Terdapat juga istilah dalam referendum, yakni “referendum opsional”. Kadang disebut veto populer, atau referendum abrogative yaitu referendum opsional memungkinkan warga negara untuk menolak undang-undang yang disahkan oleh legislatif (“veto rakyat” dalam jargon Amerika).
Dengan demikian, warga negara memberikan suara secara reaktif atau “membela diri”, dalam hal mereka menanggapi langkah sebelumnya oleh pihak berwenang. Referendum ini membuka kemungkinan penolakan suatu tindakan, amandemen konstitusi, keputusan keuangan, dan banyak hal lain.
Bagi Indonesia, rentang tahun 2019 hingga kini protes-protes yang berlangsung berangkat dari penyusunan undang-undang serta revisi undang-undang yang sering dianggap merugikan hak masyarakat.

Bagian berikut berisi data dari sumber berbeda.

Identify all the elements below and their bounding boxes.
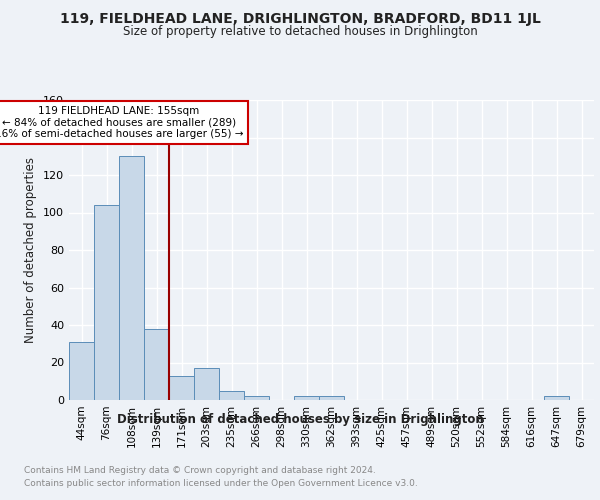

Berbicara tentang referendum, konteks tersebut juga berlaku di negara Swiss yang berlangsung rutin dan legal. Swiss mengenalnya dengan istilah Obligatory – untuk perubahan konstitusi dan Optional untuk UU baru yang disahkan parlemen, dapat ditolak dengan hitungan representatif minimal 50 ribu warga dalam kurun waktu 100 hari setelah UU disahkan.
Praktiknya sudah terlihat akhir ini meski dalam lingkup kampus, mahasiswa Universitas Udayana berhasil merebut suara massa untuk menolak kerjasama kampus dengan TNI.
Dalam lingkup yang lebih luas ini juga sekaligus menjadi ruang konsolidasi, untuk mendesak segala bentuk aturan yang ingin hadirkan harus pamit sehormat-hormatnya terhadap kekuasaan rakyat.
Alih-alih membiasakan tradisi keberulangan, obrolan tentang model kekuasaan rakyat harus dipikirkan secara bersama di dalam ruang diskursus. Hingga hari ini, kita harus latihan berani untuk mengatakan “tidak” pada segala bentuk yang usang. Sebelum artikel pemantik ini berakhir: apa model kekuasaan rakyat yang baru cocok untuk Indonesia?
Ibaratnya, Indonesia digambarkan sebagai bentuk piramida kekuasaan, yang sudah saatnya kita jungkir balikkan secara bersama-sama. Ke depan, urusan kita bakalan berhadapan dengan rezim pengintai melalui RUU Polri yang akan masuk ke dalam ranah privasi kita tanpa adanya sekat.
Kita harus punya suara, kita harus menolak dan untuk tidak terjebak dengan misi mereka dalam memecah konsentrasi kita harus hadir didalam setiap agenda pengambilan aturan.
Mungkin, melanjutkan tawaran politik radikal oleh Gejayan Memanggil melalui gerakan mosi tidak percaya dan bangun dewan rakyat. Referendum kebijakan adalah opsi langkah mendelegitimasi karena mosi tidak percaya harus dimanifestasikan dengan memutus kuasa yang tidak terkontrol.
Tidak ada jalan lain jika kita sendiri tidak bisa memilih dan berkehendak atas isi kepala kita.
Satu orang, satu suara! Setiap hari!